A friend of mine is living in Iran (don’t ask me why, I think he’s an idiot) and working as a Farsi to English translator. He’s working on a project where he’s translating 33 Persian poets, all working in the same form, 3 poems apiece. So, he asked me to look them over and give my input.
As I read the poems, I realized again why I am unqualified to criticize other people’s poetry. When someone writes a poem, they are giving you a look inside their mind, and casual, frivolous criticisms, worrying over a choice of words feels like throwing an empty potato chip bag on the ground in the park. Also, I don’t always understand it.
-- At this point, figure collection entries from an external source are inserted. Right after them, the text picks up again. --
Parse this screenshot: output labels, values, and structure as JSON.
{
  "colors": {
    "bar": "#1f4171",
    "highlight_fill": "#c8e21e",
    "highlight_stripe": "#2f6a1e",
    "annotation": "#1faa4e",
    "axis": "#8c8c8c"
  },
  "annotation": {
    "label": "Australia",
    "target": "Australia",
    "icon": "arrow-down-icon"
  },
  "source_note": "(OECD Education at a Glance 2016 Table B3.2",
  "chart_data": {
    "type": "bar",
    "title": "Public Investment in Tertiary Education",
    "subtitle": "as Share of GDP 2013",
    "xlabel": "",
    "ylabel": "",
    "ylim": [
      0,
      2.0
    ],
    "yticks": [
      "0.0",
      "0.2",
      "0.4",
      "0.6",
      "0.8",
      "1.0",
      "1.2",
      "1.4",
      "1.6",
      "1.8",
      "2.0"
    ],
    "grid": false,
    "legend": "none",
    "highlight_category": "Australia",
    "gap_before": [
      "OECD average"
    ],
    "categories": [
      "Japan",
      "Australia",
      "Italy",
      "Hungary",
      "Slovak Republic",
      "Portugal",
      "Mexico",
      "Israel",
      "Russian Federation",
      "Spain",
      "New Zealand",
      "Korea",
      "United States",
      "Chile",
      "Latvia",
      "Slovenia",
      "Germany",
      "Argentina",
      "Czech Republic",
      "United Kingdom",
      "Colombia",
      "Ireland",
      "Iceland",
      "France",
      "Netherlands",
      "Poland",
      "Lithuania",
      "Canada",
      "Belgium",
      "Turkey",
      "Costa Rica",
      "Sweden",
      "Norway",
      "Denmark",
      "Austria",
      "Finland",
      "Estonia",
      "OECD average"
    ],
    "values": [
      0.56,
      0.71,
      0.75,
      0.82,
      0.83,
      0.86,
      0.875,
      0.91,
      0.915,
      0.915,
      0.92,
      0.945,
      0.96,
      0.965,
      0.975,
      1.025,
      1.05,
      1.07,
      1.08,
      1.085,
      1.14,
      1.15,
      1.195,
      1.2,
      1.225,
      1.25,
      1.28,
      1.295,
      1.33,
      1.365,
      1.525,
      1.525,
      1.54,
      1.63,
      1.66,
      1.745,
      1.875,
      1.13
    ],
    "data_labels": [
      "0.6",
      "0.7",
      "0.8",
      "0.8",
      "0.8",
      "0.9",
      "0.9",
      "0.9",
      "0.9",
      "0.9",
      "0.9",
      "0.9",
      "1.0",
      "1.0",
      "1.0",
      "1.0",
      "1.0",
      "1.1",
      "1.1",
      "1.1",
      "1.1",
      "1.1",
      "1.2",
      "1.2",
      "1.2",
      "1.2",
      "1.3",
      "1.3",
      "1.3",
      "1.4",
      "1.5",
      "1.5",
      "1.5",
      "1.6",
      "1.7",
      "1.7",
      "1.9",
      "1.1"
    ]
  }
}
I particularly liked one about a young girl examining the objects in the room and saying that they were the center of the universe and she was looking out the window. I liked the one about the Sycamore trees coming to terms with the sidewalks. I liked the one of the boy smoking a cigarette in an upstairs room in the late afternoon, watching a girl as she walked around a bend in the road and out of sight. I liked the one about the prophet of the insects.
For the most part, I enjoyed reading them. It was not only a quick peek inside the heads of some poets who are as different from me as can be, not just as poets but as people, but it was also a quick education in their culture.
I’m afraid I wasn’t of much assisting in amending the translations. I told him basically he should leave everything as it was.